It is often difficult to determine if an investment opportunity is genuine. Those involved in fraudulent conduct are frequently skillful in crafting schemes which appear to be genuine investment opportunities when they are not. Consider, for example, the Commission’s latest offering fraud scheme. There potential investors were furnished a document signed by accounting giant KPMG LLP. They were given attorney letters from well-known law firm K&L Gates that supported representations used by those soliciting investments. Yet all was fraudulent. SEC v. Ridall, Civil Action No. 1:23-cv-20200 (S.D. Fla. Filed under seal January 18, 2023).

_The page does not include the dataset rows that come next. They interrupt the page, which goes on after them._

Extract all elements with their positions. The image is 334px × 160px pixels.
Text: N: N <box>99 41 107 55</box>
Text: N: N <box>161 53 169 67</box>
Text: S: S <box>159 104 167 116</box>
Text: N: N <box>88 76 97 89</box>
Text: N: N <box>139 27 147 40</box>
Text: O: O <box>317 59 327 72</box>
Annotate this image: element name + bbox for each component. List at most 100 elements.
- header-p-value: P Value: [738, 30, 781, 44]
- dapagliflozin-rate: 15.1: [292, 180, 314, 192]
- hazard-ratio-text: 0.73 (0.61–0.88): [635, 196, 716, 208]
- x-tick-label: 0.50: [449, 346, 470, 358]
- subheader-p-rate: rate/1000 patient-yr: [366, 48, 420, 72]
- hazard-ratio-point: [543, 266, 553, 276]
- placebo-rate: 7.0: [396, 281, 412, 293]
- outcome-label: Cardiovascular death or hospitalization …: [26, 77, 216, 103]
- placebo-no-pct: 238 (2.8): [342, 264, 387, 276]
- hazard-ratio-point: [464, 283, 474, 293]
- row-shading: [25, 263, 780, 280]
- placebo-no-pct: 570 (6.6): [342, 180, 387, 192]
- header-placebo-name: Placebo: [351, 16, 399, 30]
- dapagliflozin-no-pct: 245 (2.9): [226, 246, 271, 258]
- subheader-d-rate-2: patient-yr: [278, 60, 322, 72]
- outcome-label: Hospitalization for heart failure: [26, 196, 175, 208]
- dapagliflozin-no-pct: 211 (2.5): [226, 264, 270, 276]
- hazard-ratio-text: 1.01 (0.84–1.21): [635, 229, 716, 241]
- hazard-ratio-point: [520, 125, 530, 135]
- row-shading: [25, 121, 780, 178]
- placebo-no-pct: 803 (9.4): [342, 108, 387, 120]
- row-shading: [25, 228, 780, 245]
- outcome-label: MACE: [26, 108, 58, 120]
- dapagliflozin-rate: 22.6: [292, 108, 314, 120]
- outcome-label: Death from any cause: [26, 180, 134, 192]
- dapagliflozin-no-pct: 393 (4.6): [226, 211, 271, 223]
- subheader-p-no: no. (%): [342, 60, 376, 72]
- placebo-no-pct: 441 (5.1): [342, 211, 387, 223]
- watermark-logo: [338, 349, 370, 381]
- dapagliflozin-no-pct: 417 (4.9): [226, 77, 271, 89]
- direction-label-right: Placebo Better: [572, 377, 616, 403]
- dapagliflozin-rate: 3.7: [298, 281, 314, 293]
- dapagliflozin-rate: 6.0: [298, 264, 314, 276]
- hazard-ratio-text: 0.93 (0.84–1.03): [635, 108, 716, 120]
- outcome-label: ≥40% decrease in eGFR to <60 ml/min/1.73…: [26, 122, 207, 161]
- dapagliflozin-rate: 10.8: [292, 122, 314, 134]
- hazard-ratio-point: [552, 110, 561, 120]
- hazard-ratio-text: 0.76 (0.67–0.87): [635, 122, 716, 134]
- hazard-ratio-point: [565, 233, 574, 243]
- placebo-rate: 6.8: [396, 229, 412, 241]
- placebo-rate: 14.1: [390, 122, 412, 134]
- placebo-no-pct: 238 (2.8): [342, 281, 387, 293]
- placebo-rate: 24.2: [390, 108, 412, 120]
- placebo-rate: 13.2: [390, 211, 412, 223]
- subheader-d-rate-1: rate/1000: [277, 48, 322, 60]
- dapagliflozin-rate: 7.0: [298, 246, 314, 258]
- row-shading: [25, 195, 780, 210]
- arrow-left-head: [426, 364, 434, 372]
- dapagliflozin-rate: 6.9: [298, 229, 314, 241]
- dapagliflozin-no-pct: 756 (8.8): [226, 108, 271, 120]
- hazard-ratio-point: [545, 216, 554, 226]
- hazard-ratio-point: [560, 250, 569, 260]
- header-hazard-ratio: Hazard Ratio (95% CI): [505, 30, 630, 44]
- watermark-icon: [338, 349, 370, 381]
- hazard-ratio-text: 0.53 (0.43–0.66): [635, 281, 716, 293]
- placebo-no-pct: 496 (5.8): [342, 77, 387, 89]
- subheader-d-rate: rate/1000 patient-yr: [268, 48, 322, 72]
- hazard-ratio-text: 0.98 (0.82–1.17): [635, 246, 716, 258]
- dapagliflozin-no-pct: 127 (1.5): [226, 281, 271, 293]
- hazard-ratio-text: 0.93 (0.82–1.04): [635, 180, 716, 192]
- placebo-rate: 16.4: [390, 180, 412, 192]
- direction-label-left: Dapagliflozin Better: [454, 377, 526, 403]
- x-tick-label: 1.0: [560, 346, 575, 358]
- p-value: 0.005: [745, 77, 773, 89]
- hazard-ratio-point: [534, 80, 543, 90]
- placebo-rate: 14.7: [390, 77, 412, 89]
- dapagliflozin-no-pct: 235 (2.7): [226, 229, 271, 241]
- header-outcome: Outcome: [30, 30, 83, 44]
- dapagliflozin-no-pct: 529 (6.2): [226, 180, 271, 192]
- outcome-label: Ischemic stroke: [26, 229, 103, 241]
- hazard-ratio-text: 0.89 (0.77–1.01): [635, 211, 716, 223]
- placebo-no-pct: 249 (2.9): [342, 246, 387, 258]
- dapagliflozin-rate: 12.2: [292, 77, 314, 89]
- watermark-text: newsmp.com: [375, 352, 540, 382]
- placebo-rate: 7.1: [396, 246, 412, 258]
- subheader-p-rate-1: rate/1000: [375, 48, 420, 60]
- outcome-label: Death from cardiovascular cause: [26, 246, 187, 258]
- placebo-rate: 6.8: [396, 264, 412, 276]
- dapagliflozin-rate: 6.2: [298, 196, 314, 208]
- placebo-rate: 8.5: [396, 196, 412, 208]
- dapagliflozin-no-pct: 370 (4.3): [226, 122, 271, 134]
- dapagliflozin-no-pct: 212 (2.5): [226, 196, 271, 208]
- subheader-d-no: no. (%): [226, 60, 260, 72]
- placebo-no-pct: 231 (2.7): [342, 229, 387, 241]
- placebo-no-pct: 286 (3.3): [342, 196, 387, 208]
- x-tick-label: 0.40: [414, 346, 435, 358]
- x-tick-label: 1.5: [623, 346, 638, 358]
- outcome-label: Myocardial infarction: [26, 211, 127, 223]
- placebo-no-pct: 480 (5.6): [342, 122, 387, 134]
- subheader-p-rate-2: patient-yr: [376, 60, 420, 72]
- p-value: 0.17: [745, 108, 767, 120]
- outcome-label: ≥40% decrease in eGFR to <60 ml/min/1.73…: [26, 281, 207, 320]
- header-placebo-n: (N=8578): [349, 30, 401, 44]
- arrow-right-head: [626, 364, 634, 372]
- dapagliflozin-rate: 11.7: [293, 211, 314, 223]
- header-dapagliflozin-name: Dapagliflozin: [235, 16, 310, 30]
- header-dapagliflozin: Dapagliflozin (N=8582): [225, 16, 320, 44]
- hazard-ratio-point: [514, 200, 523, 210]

Named as defendants in the action are: Jack Ridall and his firm, Guss Capital. Beginning in December 2020, Defendants raised at least $750,000 from four investors. The funds were supposedly invested through Mr. Ridall’s firm, an unregistered investment adviser.
Beginning in late 2020 Defendants touted Mr. Ridall and Guss Capital as experienced fund managers. The firm was supposed to be an “equity long-short investment management company, according to its website www.guscap.com. Defendants claimed their portfolio used “correlated market neutral spreads” to secure returns above 20% with minimal risk.
Mr. Ridall had deep experience according to the statement made to investors. His experience was touted through family connections. Defendant Ridall told one investor he would waive the standard fee because the investor was “like an uncle” to him. Investor funds were supposed to be put into “blue chip stocks” and a planned hedge fund.
To take advantage of the offered investment opportunity, investors executed a subscription agreement. Under the agreement they became part of Defendants’ Guss Actium Fund. After being reassured about the stellar returns earned by prior investors, their funds were deposited in the personal bank account of Mr. Ridall. For example, Mr. Ridall convinced one investor, a childhood friend of his mother who is a single mother, to empty her 401(k) and invest all of her money with him. Mother’s friend was assured that the returns would be so large they would more than pay for the early withdrawal penalty she faced for taking all of her funds out of the account.
Investors were assured not just by Mr. Ridall but the documents he furnished. Those included a statement from KPMG touting the success of one prior investor. The statement claimed that the investor return was 81%. Later, to again assure investors, letters from international law firm K&L Gates were produced to investors touting the spectacular investment returns obtained by Mr. Ridall.
In fact, the KPMG documents were fabricated. The K&L Gates letters were fraudulent. The money had never been invested. The claimed investment history of Mr. Ridall was a lie. The complaint alleges violations of each subdivision of Securities Act Section 17(a), Exchange Act Section 10(b), and Advisers Act Sections 206(1), 206(2) and 206(4). The complaint is pending.